As they strain to restore oil production, OPEC and its allies are being left with a diminishing buffer of spare supplies — potentially setting up crude prices for a sizzling summer.
With depressed investment and internal unrest hobbling coalition members from Nigeria to Russia, the task of satisfying the vigorous recovery in world fuel consumption is down to just a few Middle Eastern producers. As they raise production, the buffer of untapped supplies held back to cover any emergency disruptions will grow ever-more precarious.
“The oil market appears to be heading for a period with little margin of safety,” said Martijn Rats, oil strategist at Morgan Stanley. “Prices will need to rise to levels where some demand erosion takes place.”
By the time the holiday driving season propels global fuel use above 100 million barrels a day in July, the world’s reserve capacity will be almost entirely held in Saudi Arabia, the United Arab Emirates and Iraq, and could amount to just 2.3 million a day — the lowest since 2018.
While the relationship isn’t absolute, periods of low spare capacity often correlate with rising prices — and vice versa — as traders either grow confident or anxious over how much supply would be available in the event of a crisis. Crude’s spike to an all-time high of almost $150 a barrel in 2008 came as reserves became perilously low.
This makes the travails of the Organization of Petroleum Exporting Countries and its partners a worrisome prospect for oil-consuming nations. International crude prices are already at a seven-year high above $85 a barrel as global fuel demand withstands the omicron variant of Covid-19.
That’s feeding into the inflationary pressure that imperils the global recovery by inflicting a cost-of-living crisis on millions of people. The White House is keeping a close eye on the situation, and is working with oil-producing countries including members of OPEC+ to ensure supply rises to meet demand, National Security Council spokeswoman Emily Horne said in a statement on Tuesday.
The danger could recede if IEA forecasts prove correct that the U.S., Brazil and Canada will return to pump at record levels later this year. The pressure might also be relieved if Iran secures a new nuclear agreement with the U.S., removing American sanctions on its oil exports. The Islamic Republic could restart about 1.3 million barrels a day of off-line output if customers can resume purchases, according to data compiled by Bloomberg, but progress in the negotiations has been slow and difficult.
Missing Targets
Formally, OPEC+ is gradually restoring the vast swathe of production halted during the pandemic in gradual monthly instalments of 400,000 barrels a day. But in practice, the volumes added have been significantly smaller as nations like Angola and Nigeria struggle with diminished spending and operational disruptions.
“It’s not easy because there’s a problem of capacity,” Oman’s Oil Minister Mohammed Rumhi said in an interview in Riyadh on Jan. 12. “The last five years the investments have been limited in the industry and we’re paying the price for it now.”

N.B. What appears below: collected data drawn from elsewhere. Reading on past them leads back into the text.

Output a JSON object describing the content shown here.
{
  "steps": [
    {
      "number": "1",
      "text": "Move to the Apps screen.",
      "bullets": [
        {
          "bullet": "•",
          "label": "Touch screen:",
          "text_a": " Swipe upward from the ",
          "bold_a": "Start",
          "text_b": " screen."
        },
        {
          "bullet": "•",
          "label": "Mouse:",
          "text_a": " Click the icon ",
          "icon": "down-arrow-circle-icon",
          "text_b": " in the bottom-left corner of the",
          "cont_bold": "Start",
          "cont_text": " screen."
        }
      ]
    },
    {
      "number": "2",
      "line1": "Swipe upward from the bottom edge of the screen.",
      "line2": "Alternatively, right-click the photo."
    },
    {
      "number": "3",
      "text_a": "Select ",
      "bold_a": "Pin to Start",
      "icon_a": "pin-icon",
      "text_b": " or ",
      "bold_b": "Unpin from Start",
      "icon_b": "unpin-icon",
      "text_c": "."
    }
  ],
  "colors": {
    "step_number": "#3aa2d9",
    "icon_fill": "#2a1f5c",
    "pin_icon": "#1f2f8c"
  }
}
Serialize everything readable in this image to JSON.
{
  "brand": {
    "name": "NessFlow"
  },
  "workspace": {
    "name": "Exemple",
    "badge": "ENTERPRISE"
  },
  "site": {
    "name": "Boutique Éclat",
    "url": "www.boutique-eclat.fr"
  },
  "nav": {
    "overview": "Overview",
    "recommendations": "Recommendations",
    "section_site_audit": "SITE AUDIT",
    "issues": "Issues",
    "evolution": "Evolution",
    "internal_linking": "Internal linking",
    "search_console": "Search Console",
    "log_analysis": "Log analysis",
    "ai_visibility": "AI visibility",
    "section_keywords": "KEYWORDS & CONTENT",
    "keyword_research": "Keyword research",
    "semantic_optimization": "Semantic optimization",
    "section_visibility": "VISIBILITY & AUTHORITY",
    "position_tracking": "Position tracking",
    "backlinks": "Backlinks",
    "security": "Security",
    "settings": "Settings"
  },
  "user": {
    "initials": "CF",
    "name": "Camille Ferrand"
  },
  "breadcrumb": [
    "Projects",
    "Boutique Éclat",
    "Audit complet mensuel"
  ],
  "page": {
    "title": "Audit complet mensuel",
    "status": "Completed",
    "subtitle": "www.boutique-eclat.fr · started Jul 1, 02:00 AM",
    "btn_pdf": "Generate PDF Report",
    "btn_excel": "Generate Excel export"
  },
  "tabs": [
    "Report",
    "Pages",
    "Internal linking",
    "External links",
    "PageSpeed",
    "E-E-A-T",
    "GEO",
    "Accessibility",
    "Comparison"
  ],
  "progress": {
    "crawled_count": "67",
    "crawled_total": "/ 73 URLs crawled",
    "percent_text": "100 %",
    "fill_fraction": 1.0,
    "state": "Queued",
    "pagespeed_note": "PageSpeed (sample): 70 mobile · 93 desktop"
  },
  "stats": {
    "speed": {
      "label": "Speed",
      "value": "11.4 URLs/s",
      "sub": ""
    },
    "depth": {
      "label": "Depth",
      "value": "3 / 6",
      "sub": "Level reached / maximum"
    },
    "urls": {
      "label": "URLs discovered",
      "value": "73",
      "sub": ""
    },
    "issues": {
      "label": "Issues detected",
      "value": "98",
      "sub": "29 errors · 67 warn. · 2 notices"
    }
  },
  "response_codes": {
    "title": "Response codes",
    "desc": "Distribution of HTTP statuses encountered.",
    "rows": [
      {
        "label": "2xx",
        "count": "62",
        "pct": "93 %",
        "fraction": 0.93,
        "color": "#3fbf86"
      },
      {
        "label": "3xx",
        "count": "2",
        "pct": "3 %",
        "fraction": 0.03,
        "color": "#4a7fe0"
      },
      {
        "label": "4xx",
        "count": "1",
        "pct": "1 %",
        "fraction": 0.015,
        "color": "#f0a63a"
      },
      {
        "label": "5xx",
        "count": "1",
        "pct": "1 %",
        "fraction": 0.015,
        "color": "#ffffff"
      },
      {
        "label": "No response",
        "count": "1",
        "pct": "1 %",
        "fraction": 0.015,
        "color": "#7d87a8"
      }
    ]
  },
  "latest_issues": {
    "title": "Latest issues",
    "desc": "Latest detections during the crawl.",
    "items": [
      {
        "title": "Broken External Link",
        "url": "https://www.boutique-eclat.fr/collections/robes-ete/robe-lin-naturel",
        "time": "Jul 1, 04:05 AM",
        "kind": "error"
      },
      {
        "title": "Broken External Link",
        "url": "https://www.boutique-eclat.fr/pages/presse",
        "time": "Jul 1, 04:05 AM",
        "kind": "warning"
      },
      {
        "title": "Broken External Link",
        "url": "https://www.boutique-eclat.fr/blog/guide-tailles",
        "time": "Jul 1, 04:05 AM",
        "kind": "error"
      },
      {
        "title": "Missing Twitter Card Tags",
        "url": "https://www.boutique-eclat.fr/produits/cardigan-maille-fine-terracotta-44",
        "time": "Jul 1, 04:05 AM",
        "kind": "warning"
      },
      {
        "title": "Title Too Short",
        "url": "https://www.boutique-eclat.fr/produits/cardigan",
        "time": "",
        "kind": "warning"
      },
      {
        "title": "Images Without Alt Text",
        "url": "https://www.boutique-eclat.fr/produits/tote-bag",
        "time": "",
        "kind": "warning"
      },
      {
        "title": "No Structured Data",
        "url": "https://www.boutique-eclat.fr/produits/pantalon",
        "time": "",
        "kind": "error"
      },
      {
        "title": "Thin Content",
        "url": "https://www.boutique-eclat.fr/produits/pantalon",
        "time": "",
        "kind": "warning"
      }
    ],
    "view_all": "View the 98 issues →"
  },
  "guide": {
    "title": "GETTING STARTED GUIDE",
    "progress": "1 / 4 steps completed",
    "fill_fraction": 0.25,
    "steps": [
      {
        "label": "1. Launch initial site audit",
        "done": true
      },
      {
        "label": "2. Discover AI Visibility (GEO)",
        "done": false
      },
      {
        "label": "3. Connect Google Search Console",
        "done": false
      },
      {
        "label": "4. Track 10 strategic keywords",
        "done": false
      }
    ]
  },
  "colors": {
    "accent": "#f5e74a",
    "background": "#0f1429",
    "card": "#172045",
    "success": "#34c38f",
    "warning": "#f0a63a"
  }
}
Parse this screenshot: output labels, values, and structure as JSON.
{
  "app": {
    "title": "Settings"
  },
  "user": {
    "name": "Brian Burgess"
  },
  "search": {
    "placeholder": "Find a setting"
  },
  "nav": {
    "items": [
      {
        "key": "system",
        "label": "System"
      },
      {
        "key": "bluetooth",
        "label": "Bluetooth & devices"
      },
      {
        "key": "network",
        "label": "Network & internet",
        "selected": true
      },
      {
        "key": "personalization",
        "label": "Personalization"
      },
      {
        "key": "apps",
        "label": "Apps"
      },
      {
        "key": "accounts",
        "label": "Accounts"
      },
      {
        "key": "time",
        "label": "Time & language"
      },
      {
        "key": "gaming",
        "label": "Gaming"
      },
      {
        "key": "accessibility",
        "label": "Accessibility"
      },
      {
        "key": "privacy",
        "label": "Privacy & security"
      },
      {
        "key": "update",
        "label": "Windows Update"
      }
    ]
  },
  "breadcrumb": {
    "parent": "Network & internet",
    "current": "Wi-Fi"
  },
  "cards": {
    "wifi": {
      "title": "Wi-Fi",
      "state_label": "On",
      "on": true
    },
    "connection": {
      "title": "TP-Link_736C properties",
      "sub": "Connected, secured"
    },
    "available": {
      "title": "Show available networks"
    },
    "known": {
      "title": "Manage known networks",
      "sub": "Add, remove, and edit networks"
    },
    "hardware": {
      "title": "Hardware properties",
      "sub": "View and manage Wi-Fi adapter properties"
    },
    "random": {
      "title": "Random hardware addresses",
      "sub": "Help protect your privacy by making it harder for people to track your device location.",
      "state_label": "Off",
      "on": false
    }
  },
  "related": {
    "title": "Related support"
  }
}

Last month the 10 OPEC nations in the accord managed only 60% of their stipulated 250,000 barrel-a-day increase. The crisis extends across the OPEC+ coalition, with even Russia — the second-largest producer in the group — failing to increase output in December. The country is expected to deliver only half its permitted hikes going forward.
“Russia can’t even hit their OPEC+ target right now because of a lack of investment,” Jeff Currie, head of commodities research at Goldman Sachs Group Inc., said in a Bloomberg television interview. “There are only two countries that can produce more today than they could in January 2020. Who are those? Saudi Arabia, the UAE.”
The downturn extends beyond OPEC+. Investment in new supplies tumbled by 30% in 2020 as oil prices slumped, according to the Paris-based International Energy Agency. U.S. shale producers continue to limit spending on drilling while they return capital to shareholders after years of burning through cash.
As the burden intensifies on the Middle East heavyweights, the spare capacity they hold back as a kind of shock absorber in case of a supply disruption becomes depleted. That could leave global markets dangerously exposed to outages, which remain a constant threat, as recent unrest in Libya and Kazakhstan have shown.
By July, when U.S. motorists take to the road for vacations and Persian Gulf exporters burn more fuel at home for air conditioning, spare production capacity held by OPEC+ may have diminished to just 2.3 million barrels a day, according to Bloomberg calculations. Capacity was last near such levels in the fourth quarter of 2018, according to the International Energy Agency.
If OPEC+ continues on its current trajectory, the cushion will become even smaller in the second half as the group revives the remainder of its offline supplies.
“It’s going to be a tight 2022 as demand recovers,” Francisco Blanch, global head of commodities and derivatives research at Bank of America, said in a Bloomberg TV interview.